Только тогда, когда скрылся юноша, сестра очнулась, смахнула нависшія слезы съ суровыхъ глазъ и тяжело вздохнувъ, съ опущенной головой пошла въ свой дворъ.
LII.
Юрочка отыскалъ ту роту, въ которой было расквартировано его отдѣленіе.
Въ дворѣ встрѣтилъ его Волошиновъ.
Гигантъ со всѣхъ ногъ бросился къ нему на встрѣчу.
— Юра, да это ты? — взволнованнымъ голосомъ спрашивалъ партизанъ, до боли сжимая руку Юрочки и радостными глазами заглядывая въ его лицо. — Я тебя такъ ждалъ, такъ ждалъ... Ты и представить себѣ не можешь, какъ я по тебѣ соскучился... Думалъ, что ужъ больше и не увидимся на этомъ свѣтѣ... Господи, какъ хорошо, что ты наконецъ пришелъ! Вѣришь ли, каждый день о тебѣ вспоминалъ...
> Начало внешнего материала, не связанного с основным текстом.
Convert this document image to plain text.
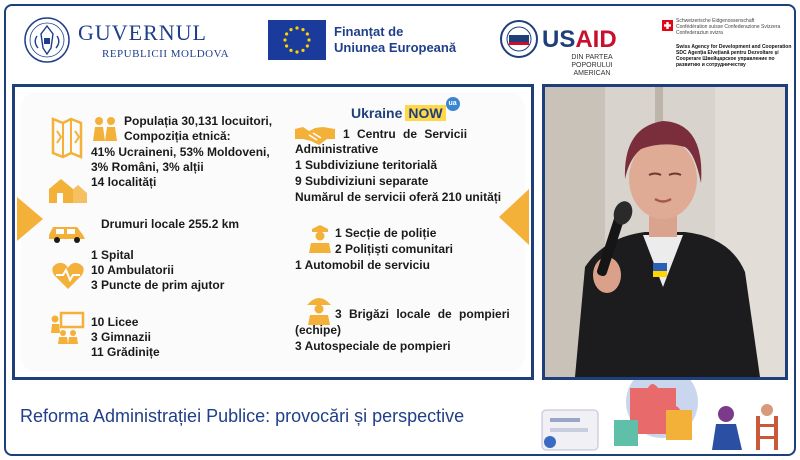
GUVERNUL
REPUBLICII MOLDOVA
Finanțat de
Uniunea Europeană	USAID
DIN PARTEA POPORULUI
AMERICAN
Schweizerische Eidgenossenschaft Confédération suisse Confederazione Svizzera Confederaziun svizra
Swiss Agency for Development and Cooperation SDC Agenția Elvețiană pentru Dezvoltare și Cooperare Швейцарское управление по развитию и сотрудничеству
Ukraine NOW
ua
Populația 30,131 locuitori,
Compoziția etnică:
41% Ucraineni, 53% Moldoveni,
3% Români, 3% alții
14 localități
Drumuri locale 255.2 km
1 Spital
10 Ambulatorii
3 Puncte de prim ajutor
10 Licee
3 Gimnazii
11 Grădinițe
1 Centru de Servicii
Administrative
1 Subdiviziune teritorială
9 Subdiviziuni separate
Numărul de servicii oferă 210 unități
1 Secție de poliție
2 Polițiști comunitari
1 Automobil de serviciu
3 Brigăzi locale de pompieri
(echipe)
3 Autospeciale de pompieri
Reforma Administrației Publice: provocări și perspective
— Я тоже. Валя... — отвѣчалъ не менѣе обрадованный Юрочка. — Я давно бы... да меня не пускали, и рана все не подживала, а сегодня увидѣлъ на походѣ своихъ и рѣшилъ, крышка, больше не могу... надоѣло валяться въ обозѣ, надо къ своимъ...
— Ну пойдемъ въ хату... Впрочемъ, нѣтъ, тамъ народа много, лучше сюда, ко мнѣ. Я тутъ расположился вмѣстѣ съ курами. Сосѣдство не важное, ну да ничего, на одну ночь можно. Завтра насъ опять куда-то двинутъ. Тутъ у меня и все мое имущество...
Онъ провелъ Юрочку въ глубину двора, подъ навѣсъ открытаго сарая, къ плетневой стѣнкѣ котораго въ одномъ углу среди мусора были прислонены бороны съ желѣзными зубьями, служившія по ночамъ нашестями для куръ, о чемъ свидѣтельствовали оставленные птицами цѣлыя кучи самыхъ недвусмысленныхъ слѣдовъ...
Въ противоположномъ углу за сложенными другъ на другѣ чуть не до самаго верха дровнями и за сломанной телѣгой безъ колесъ было брошено нѣсколько обмолоченныхъ пшеничныхъ сноповъ. На нихъ лежали шинель, кожаная куртка, шерстяная рубаха и сумка Волошинова, а къ стѣнѣ была прислонена винтовка.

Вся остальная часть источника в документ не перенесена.